Small details such as the exchange of time as
currency via either purchases, bets or charity is a very intriguing idea that
Niccol uses effectively without overplaying it. The presence of a luminous
clock on the arm of each character is fascinating tool that allows for
constantly anxious looks, glances and panicked desperation as the time rapidly
reaches its expiry. But as the poor scrounge day-to-day to find the hours,
minutes, even seconds to preserve themselves, the rich are cocooned within
their 25-year-old selves for hundreds, even thousands, of years, a truly
harrowing concept whichever way you look at it.

Both Justin Timberlake and Amanda Seyfried
are perfectly fine in the lead roles and work a certain Bonnie and Clyde
quality that at times proves quite charming. As Timekeeper Raymond Leon, Cillian Murphy is draped in much of the
same leather coats that the Grammaton Cleric’s from Equilibrium wear.

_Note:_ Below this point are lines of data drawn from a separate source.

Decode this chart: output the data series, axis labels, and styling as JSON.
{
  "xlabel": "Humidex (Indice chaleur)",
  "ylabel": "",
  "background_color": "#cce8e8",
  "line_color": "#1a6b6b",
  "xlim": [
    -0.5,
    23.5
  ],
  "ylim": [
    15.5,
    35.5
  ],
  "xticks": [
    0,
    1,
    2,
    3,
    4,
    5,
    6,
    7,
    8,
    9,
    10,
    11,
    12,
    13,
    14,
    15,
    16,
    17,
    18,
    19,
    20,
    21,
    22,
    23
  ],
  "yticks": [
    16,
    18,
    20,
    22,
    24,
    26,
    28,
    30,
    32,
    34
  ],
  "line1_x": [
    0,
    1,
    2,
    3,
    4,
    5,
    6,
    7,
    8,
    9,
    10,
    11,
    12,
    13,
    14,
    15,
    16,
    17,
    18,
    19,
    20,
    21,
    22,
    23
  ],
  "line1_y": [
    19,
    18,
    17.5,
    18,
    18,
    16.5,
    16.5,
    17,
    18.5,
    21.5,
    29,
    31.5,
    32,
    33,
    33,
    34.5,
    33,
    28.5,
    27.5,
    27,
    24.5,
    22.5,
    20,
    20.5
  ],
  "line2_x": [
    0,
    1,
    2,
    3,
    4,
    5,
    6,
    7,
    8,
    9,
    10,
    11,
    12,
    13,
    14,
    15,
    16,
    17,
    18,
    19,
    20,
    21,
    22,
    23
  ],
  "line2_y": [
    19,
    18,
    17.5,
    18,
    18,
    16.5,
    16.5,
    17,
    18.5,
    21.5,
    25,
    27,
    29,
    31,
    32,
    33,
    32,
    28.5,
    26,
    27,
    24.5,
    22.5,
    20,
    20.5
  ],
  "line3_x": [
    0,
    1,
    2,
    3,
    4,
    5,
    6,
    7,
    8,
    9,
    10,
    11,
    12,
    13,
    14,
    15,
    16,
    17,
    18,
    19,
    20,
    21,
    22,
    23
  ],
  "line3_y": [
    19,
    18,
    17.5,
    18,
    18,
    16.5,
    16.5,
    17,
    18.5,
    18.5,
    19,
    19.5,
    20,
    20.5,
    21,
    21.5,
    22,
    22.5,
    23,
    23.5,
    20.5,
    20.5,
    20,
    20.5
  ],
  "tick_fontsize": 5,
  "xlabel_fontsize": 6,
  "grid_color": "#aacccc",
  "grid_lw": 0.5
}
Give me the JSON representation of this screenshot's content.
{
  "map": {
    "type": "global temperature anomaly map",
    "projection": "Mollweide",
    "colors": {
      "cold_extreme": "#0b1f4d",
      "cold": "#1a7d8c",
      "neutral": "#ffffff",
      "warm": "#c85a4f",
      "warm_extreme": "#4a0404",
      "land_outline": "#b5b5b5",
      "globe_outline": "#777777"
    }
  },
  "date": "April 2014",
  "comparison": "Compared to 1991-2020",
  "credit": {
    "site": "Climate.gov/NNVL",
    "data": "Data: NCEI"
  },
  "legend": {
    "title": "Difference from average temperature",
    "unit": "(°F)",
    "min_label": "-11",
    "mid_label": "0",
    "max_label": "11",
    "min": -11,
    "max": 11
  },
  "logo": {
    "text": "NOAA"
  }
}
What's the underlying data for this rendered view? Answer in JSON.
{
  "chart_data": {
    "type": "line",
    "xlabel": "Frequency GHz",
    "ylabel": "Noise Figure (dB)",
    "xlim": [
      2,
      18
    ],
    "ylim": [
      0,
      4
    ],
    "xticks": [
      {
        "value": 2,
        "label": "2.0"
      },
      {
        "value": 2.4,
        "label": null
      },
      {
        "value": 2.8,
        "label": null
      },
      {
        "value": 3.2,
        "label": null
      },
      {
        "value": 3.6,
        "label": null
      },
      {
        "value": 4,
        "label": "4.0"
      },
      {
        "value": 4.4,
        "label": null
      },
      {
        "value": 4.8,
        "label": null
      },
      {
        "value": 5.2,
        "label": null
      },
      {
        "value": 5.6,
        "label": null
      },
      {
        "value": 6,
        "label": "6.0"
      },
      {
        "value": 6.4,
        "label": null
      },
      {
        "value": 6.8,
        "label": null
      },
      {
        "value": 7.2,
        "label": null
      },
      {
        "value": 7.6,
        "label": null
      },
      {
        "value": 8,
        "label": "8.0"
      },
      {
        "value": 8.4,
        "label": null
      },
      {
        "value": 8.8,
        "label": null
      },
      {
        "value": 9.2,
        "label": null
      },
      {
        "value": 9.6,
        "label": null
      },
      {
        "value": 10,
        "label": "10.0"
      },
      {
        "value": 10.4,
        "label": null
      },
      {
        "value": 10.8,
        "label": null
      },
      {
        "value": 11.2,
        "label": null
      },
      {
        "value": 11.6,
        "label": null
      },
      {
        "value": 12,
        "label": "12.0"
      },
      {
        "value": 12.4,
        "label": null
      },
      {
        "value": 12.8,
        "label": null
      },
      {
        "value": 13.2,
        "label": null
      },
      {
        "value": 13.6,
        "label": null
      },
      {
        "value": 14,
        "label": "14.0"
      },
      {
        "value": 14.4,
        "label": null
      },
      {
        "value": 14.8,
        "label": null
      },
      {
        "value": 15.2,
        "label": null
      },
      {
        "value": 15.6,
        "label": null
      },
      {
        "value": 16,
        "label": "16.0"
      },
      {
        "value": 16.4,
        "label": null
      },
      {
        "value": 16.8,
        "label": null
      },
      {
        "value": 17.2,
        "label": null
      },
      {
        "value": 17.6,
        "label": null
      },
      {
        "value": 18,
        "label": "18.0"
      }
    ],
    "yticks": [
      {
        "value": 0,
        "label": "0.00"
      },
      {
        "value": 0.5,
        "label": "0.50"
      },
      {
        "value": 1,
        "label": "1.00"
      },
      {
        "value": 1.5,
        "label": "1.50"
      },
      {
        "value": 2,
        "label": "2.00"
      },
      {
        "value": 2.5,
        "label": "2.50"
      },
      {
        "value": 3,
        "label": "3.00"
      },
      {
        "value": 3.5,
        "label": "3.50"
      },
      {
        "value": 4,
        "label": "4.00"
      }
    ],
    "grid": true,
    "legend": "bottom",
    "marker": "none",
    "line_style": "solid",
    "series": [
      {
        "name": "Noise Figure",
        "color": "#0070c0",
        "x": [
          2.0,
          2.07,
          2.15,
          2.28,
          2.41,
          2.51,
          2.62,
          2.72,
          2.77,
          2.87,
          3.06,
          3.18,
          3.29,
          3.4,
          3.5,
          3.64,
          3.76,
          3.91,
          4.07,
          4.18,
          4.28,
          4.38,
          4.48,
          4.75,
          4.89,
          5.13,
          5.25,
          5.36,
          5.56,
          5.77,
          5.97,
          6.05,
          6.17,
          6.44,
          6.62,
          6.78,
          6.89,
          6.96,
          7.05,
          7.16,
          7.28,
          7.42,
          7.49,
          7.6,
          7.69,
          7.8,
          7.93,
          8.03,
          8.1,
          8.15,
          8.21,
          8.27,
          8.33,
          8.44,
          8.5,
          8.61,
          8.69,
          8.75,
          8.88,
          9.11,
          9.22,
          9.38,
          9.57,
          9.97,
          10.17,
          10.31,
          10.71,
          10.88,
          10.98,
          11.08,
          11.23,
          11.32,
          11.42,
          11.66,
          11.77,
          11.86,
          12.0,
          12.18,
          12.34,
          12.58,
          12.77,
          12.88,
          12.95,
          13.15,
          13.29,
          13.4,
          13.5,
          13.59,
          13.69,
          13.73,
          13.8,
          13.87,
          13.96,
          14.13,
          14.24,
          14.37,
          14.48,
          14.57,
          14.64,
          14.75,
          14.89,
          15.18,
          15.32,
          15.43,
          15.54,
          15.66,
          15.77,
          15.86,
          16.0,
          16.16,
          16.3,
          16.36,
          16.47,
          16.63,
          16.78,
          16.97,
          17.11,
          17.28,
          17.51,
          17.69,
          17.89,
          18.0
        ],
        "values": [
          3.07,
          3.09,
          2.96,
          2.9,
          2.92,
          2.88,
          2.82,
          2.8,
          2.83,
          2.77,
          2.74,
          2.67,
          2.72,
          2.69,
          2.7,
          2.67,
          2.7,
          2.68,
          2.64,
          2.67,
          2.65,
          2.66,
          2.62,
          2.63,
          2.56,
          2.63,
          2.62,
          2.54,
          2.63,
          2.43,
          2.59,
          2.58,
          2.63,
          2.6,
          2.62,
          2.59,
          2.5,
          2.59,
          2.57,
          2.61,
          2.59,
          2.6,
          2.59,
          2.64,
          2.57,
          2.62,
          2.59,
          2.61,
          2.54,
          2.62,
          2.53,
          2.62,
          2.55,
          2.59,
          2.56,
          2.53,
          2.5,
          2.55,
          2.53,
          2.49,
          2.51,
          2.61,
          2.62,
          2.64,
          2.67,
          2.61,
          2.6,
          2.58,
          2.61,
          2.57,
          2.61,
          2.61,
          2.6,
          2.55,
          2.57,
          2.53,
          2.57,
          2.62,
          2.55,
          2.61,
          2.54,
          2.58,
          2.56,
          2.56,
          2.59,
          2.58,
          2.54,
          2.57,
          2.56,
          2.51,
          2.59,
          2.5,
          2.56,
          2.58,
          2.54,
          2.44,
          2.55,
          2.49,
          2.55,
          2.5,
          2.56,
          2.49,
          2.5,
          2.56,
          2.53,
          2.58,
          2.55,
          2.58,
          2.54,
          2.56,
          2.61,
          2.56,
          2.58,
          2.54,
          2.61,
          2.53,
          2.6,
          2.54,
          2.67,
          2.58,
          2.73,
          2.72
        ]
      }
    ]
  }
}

But despite this close resemblance in both character and attire, Murphy again
proves to be absorbing screen presence. But when the plot jumps from an ‘on the
run’ thriller into a Robin Hood-vigilante mission, some of the early momentum
of In Time’s travails into
Darwinism, social order and immortality is lost. In much the same way that The
Adjustment Bureau
brought a sense of sophisticated sci-fi to
the blockbuster format of entertainment, In
Time is smart, fun and well produced enough to value the price of
admission.

Though flawed thanks to an over indulgence in
plotlines, In Time is a
pretty workable and entertaining thrill ride into the world of old-fashioned
‘ideas’ sci-fi. Groundbreaking? No. Enjoyable? Certainly. Just make sure you
catch it before you run out of time.